Hon Dr NICK SMITH: It is proposed that the ban take effect at the beginning of the next fishing year, which is on 1 October 2014 for most fisheries. For others time is needed to develop safe and sustainable fishing practices. Sharks are often caught as bycatch in the longline tuna fishery. The current practice is to kill the shark, remove its fins, and then dump it at sea because the hull space is needed for the more valuable tuna. We actually need to work with fishers in this fishery on safe methods to unhook the shark and return it live to the sea. That is not without its challenges. The 2-year transition is proposed to develop, trial, and implement these new shark conservation measures.

Sexual Offences—Pre-trial and Trial Processes

7. ANDREW LITTLE (Labour) to the Minister of Justice: Does she stand by all her answers to Oral Question No. 9 on Tuesday and Oral Question No. 8 on Wednesday last week?

Hon JUDITH COLLINS (Minister of Justice): Yes.

Andrew Little: Why, when asked last Tuesday: “Will the Minister implement the recommendation of the Law Commission, made in March this year, to modify the law on evidence in sexual offence cases …?”, the recommendation of which related to advance notice being given of evidence of previous sexual experience, did she say: “No.”, and then tell the Sunday Star-Times in the weekend just gone and the Dominion Post as reported today that she is now planning to change the law of evidence in exactly the way that the Law Commission has recommended?

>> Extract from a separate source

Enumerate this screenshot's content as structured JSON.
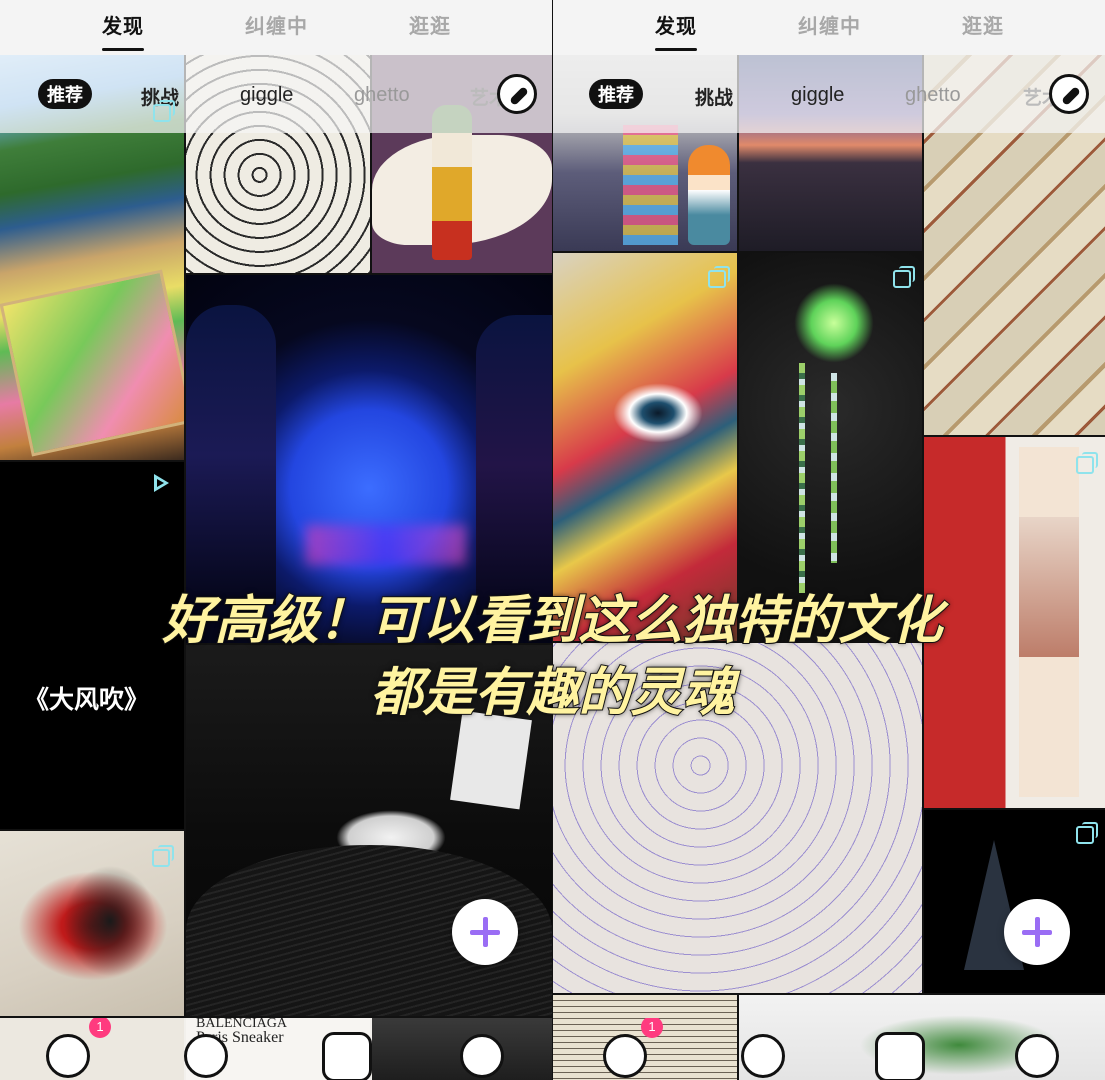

Hon JUDITH COLLINS: Well, actually, the member has misquoted himself, again. What we have is that he went on to say—when he put the quote mark in there, it was not quite right, and I am

sure he knows it when he looks at the Hansard—“so that victims are not re-victimised when giving evidence on offences against them?”. Well, actually, there is no way at all that anyone would think that the changes to the Evidence Act will, of themselves, prevent victims from being re-victimised when they give evidence. I can tell that member that I cannot think of any proposal that would prevent victims from feeling utterly re-victimised whenever they have to give their evidence.

Andrew Little: What happened between question time last Tuesday and question time last Wednesday so that when she was asked to explain her “No.” answer given on Tuesday, she first denied that she was asked the question, then said that I was confused, and then said that she was looking at the issue, when on the previous day she said that there was no need to?

Hon JUDITH COLLINS: I cannot speak for that member, Andrew Little, but I can certainly say that I had a lot of work to do, and I went to sleep and woke up very refreshed, thanks very much for asking.

Andrew Little: Does she think that her suggestions in the New Zealand Herald today of providing better information about core processes to victims, allowing someone else to read a victim’s impact statement to the court, and providing notification to victims about bail or parole— all of which presuppose a prosecution to be on foot—are sufficient to deal with the fact that 90 percent of sexual violations go unreported and only about 1 percent of sexual violence events result in a conviction?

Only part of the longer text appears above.